Pascal PINAUD

Né en France en 1964 - Vit en France

Depuis maintenant près de 15 ans, Pascal Pinaud entreprend une réflexion autour de la notion de picturalité aussi bien dans son histoire, ses référents, ses techniques que dans les manières que nous avons de l’appréhender. Sans vouloir réduire sa pratique à des procédures, il apparaît qu’elle se constitue principalement dans le détournement et le déplacement : détournement et déplacement, d’abord, de moyens et de techniques non destinées aux beaux-arts dans ce champ propre ; détournement et déplacement de notions non picturales dans cet espace de référence. Si son approche peut sembler marquée par la déconstruction et témoigner d’une objectivité légèrement distanciée, elle n’est pas exempte d’ironie et de facétie.

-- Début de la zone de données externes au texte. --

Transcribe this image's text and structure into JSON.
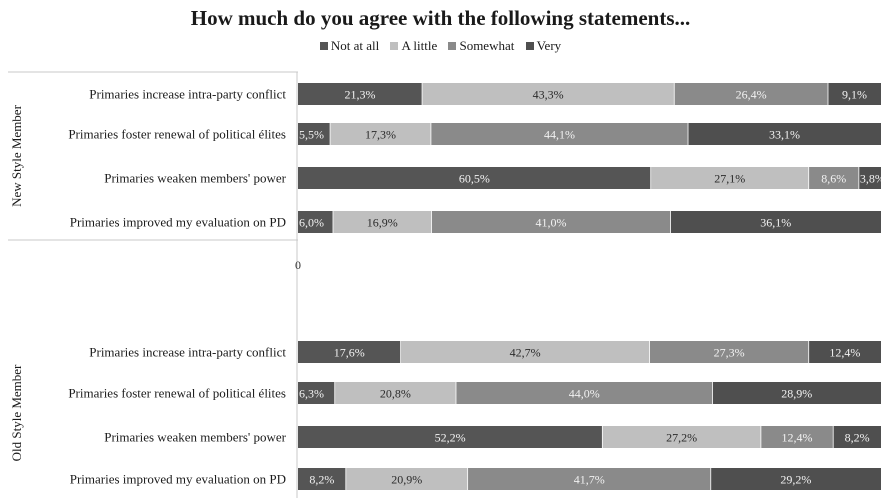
{
  "chart_data": {
    "type": "bar",
    "orientation": "horizontal",
    "stacked": "percent",
    "title": "How much do you agree with the following statements...",
    "legend": {
      "position": "top"
    },
    "zero_label": "0",
    "series": [
      {
        "name": "Not at all",
        "color": "#555555"
      },
      {
        "name": "A little",
        "color": "#bfbfbf"
      },
      {
        "name": "Somewhat",
        "color": "#8a8a8a"
      },
      {
        "name": "Very",
        "color": "#4f4f4f"
      }
    ],
    "groups": [
      {
        "label": "New Style Member",
        "rows": [
          {
            "category": "Primaries increase intra-party conflict",
            "values": [
              21.3,
              43.3,
              26.4,
              9.1
            ],
            "labels": [
              "21,3%",
              "43,3%",
              "26,4%",
              "9,1%"
            ]
          },
          {
            "category": "Primaries foster renewal of political élites",
            "values": [
              5.5,
              17.3,
              44.1,
              33.1
            ],
            "labels": [
              "5,5%",
              "17,3%",
              "44,1%",
              "33,1%"
            ]
          },
          {
            "category": "Primaries weaken members' power",
            "values": [
              60.5,
              27.1,
              8.6,
              3.8
            ],
            "labels": [
              "60,5%",
              "27,1%",
              "8,6%",
              "3,8%"
            ]
          },
          {
            "category": "Primaries improved my evaluation on PD",
            "values": [
              6.0,
              16.9,
              41.0,
              36.1
            ],
            "labels": [
              "6,0%",
              "16,9%",
              "41,0%",
              "36,1%"
            ]
          }
        ]
      },
      {
        "label": "Old Style Member",
        "rows": [
          {
            "category": "Primaries increase intra-party conflict",
            "values": [
              17.6,
              42.7,
              27.3,
              12.4
            ],
            "labels": [
              "17,6%",
              "42,7%",
              "27,3%",
              "12,4%"
            ]
          },
          {
            "category": "Primaries foster renewal of political élites",
            "values": [
              6.3,
              20.8,
              44.0,
              28.9
            ],
            "labels": [
              "6,3%",
              "20,8%",
              "44,0%",
              "28,9%"
            ]
          },
          {
            "category": "Primaries weaken members' power",
            "values": [
              52.2,
              27.2,
              12.4,
              8.2
            ],
            "labels": [
              "52,2%",
              "27,2%",
              "12,4%",
              "8,2%"
            ]
          },
          {
            "category": "Primaries improved my evaluation on PD",
            "values": [
              8.2,
              20.9,
              41.7,
              29.2
            ],
            "labels": [
              "8,2%",
              "20,9%",
              "41,7%",
              "29,2%"
            ]
          }
        ]
      }
    ]
  }
}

Parmi les techniques qu’il utilise – mais ne pratique pas forcément car le plus souvent, Pascal Pinaud délègue la fabrication de ses pièces à des artisans spécialisés – se trouvent la marqueterie, la laque automobile, le tricotage… techniques diverses qui posent la question des contaminations possibles entre l’artisanat, l’industrie et l’art, tout autant que l’inadéquation des uns aux autres car il ne semble pas que la problématique de Pascal Pinaud soit d’étendre le vocabulaire et les techniques picturales mais, plutôt, de questionner la pertinence ou l’impertinence de la peinture, du tableau, du décoratif, du géométrique, de l’expressif…

L’œuvre peut, également, se définir à partir d’un détournement de matériaux (canevas ou faïence par exemple), ou d’objets (tapis ou cage d’ascenseur) et poser la question du ready-made – la possibilité d’existence d’un ready-made pictural – comme de jouer avec les référents esthétiques auxquels renvoient ces objets : de la peinture concrète à l’orientalisme décoratif d’un Matisse, du Pop art à Supports/Surfaces mais, également, de la transcendance au kitsch en passant par le sublime : « Pourquoi taire mon goût naturel pour les matériaux quand je les trouve beaux comme le sont ces camions énormes, ces montagnes roulantes qui sillonnent les routes des USA. Il y a, dans tout production industrielle, une efficacité toute visuelle due à un rapport trouvé entre la façon de fabriquer et les matériaux employés qui évoque pour moi une des beautés visibles dans le monde de la peinture. L’objet manufacturé exerce sur moi une fascination que je me refuse à dissimuler sous prétexte qu’elle entre en contradiction avec le bon goût1 ».

Les gestes pratiqués sont tout aussi iconoclastes et pervers – pervers dans le sens étymologique : détourné de sa fin, non conforme au résultat escompté – ainsi des monochromes rayés par une automobile, des collages de boutons de nacre pour constituer un motif all-over ou de morceaux de canevas pour définir une peinture décorative…

Dans l’œuvre qui appartient aux collections du FRAC, la technique utilisée est celle de la laque automobile. Comme pour d’autres œuvres similaires : Dark blue jaguar ou Mazda clear white, le titre renvoie non seulement à une couleur mais, également, à un constructeur. Le constructeur donc « signe » la couleur. Celle-ci n’est plus une dénomination commune mais une dénomination propre renvoyant à l’image de marque, sursignifiant la couleur dans un premier temps : un améthyste particulier et la surcodant ensuite : tout ce que la marque véhicule. La dénomination renvoie non seulement à la couleur précise utilisée par le carrossier professionnel pour peindre ou réparer les véhicules mais, aussi, à une psychologie de la couleur – telles celles que l’on pourrait trouver dans l’héraldique au Moyen-Âge.

Éric Suchère

1 Dominique Figarella – Pascal Pinaud, Le Parvis, Tarbes, s. d.